Küreselleşme sürecinde kamu yönetiminde yaşanan değişimi dört başlık altında toplayabiliriz (Tutum, 1994: 28-32):

Devletin küçültülmesi ve etkinleştirilmesi, Siyaset-yönetim dengesinin yeniden kurulması,

Şeffaf ve dürüst yönetim,

Merkeziyetçilikten uzaklaşma eğilimi.

Küreselleşme sürecinde ortaya çıkan değişim dinamiklerinden özellikle merkeziyetçilikten uzaklaşma yönündeki eğilimler, kamu yönetimi ve kamu hizmetlerindeki değişimin en önemli noktasını oluşturmaktadır. Dolayısıyla kamu yönetiminde görülen değişim trendinin en çok dikkat çeken fenomenlerinin başında gelen “yerelleşme” olgusu üzerinde önemle durulması gereken bir husustur (Parlak, 2003: 373). Batılı ve batılı olmayan toplumların kamu yönetimlerini teorik ve pratik düzeyde karşılaştırmalı olarak inceleyen Eric Welch ve Wilson Wong, küreselleşme sürecinin kamu yönetimleri üzerine etkilerinin bilgi işlem teknolojileri, küresel kuruluşlar ile etkinlik ve verimlilik boyutlarında ortaya çıktığını ifade etmişlerdir (Welch ve Wong, 1998: 45). Diğer bir ifadeyle küreselleşme olgusu, kamu yönetimi üzerinde bilgi iletişim teknolojileri, küresel kuruluşlar ve etkinlik ve verimlilik faktörleri aracılığıyla yapı, etki alanı, özerklik ve yönetim alanlarında değişimi beraberinde getirmiştir.

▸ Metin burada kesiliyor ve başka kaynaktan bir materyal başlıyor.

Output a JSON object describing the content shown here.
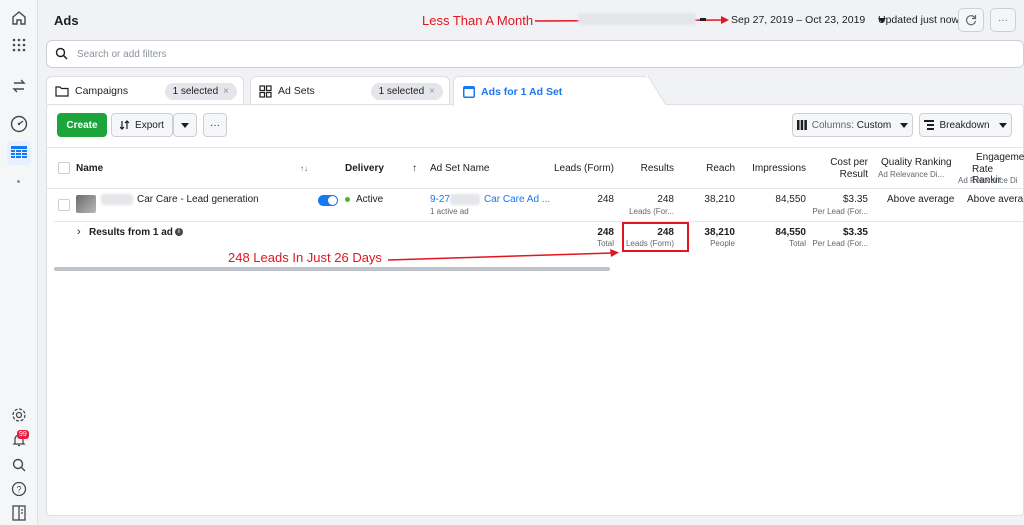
{
  "header": {
    "title": "Ads",
    "annotation_top": "Less Than A Month",
    "date_range": "Sep 27, 2019 – Oct 23, 2019",
    "updated": "Updated just now",
    "more": "···"
  },
  "rail": {
    "icons": [
      "home-icon",
      "apps-grid-icon",
      "swap-icon",
      "gauge-icon",
      "table-icon",
      "settings-icon",
      "bell-icon",
      "search-icon",
      "help-icon",
      "panel-icon"
    ],
    "notification_count": "99"
  },
  "search": {
    "placeholder": "Search or add filters"
  },
  "tabs": [
    {
      "label": "Campaigns",
      "pill": "1 selected",
      "close": "×"
    },
    {
      "label": "Ad Sets",
      "pill": "1 selected",
      "close": "×"
    },
    {
      "label": "Ads for 1 Ad Set"
    }
  ],
  "toolbar": {
    "create": "Create",
    "export": "Export",
    "more": "···",
    "columns_prefix": "Columns:",
    "columns_value": "Custom",
    "breakdown": "Breakdown"
  },
  "table": {
    "headers": {
      "name": "Name",
      "sort": "↑↓",
      "delivery": "Delivery",
      "delivery_arrow": "↑",
      "adset": "Ad Set Name",
      "leads": "Leads (Form)",
      "results": "Results",
      "reach": "Reach",
      "impressions": "Impressions",
      "cost_l1": "Cost per",
      "cost_l2": "Result",
      "quality": "Quality Ranking",
      "quality_sub": "Ad Relevance Di...",
      "engage_l1": "Engageme",
      "engage_l2": "Rate Rankir",
      "engage_sub": "Ad Relevance Di"
    },
    "row": {
      "name": "Car Care - Lead generation",
      "delivery": "Active",
      "adset_prefix": "9-27",
      "adset_suffix": "Car Care Ad ...",
      "adset_sub": "1 active ad",
      "leads": "248",
      "results": "248",
      "results_sub": "Leads (For...",
      "reach": "38,210",
      "impressions": "84,550",
      "cost": "$3.35",
      "cost_sub": "Per Lead (For...",
      "quality": "Above average",
      "engage": "Above avera"
    },
    "summary": {
      "label": "Results from 1 ad",
      "leads": "248",
      "leads_sub": "Total",
      "results": "248",
      "results_sub": "Leads (Form)",
      "reach": "38,210",
      "reach_sub": "People",
      "impressions": "84,550",
      "impressions_sub": "Total",
      "cost": "$3.35",
      "cost_sub": "Per Lead (For..."
    }
  },
  "annotation_bottom": "248 Leads In Just 26 Days",
  "colors": {
    "accent": "#1877f2",
    "create": "#1ba53a",
    "annotation": "#e1161e"
  }
}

Yeni kamu yönetimi anlayışı son yirmi yıldır dünyanın birçok yerinde kendini göstermektedir. Bundan dolayı bu gelişme dünya çapında bir olgu ya da uluslararası bir trend olarak değerlendirilmektedir (Hood, 1991; Nunberg, 1992; Kickert, 1997). Osborne ve Gaebler, girişimci yönetimi çağdaş kamu işletmeciliği alanında ortaya çıkan küresel bir paradigma olarak görmektedirler. Ancak bazı bilim adamları da bunun diğer reformlardan farklı olmayıp sadece günümüzde moda bir kavram olduğunu ve yeni

modeller ortaya çıkınca kaybolacağını, dolayısıyla küresel bir paradigma nitelemesinin doğru olmadığını söylemektedirler (Dunleavy ve Hood, 1994; Hood, 1995a; Ferlie ve diğ., 1996). Daha ılımlı ve orta yolu temsil eden üçüncü bir görüşe göre, bu anlayışın uluslararası etkisi olsa da tarih, kültür, değerler sistemi ve siyasal yapılarının farklılığı dolayısıyla ülkeden ülkeye değişen farklı etkileri olduğu muhakkaktır (Walsh, 1995; Ridley, 1996; Pollitt ve Summa, 1997).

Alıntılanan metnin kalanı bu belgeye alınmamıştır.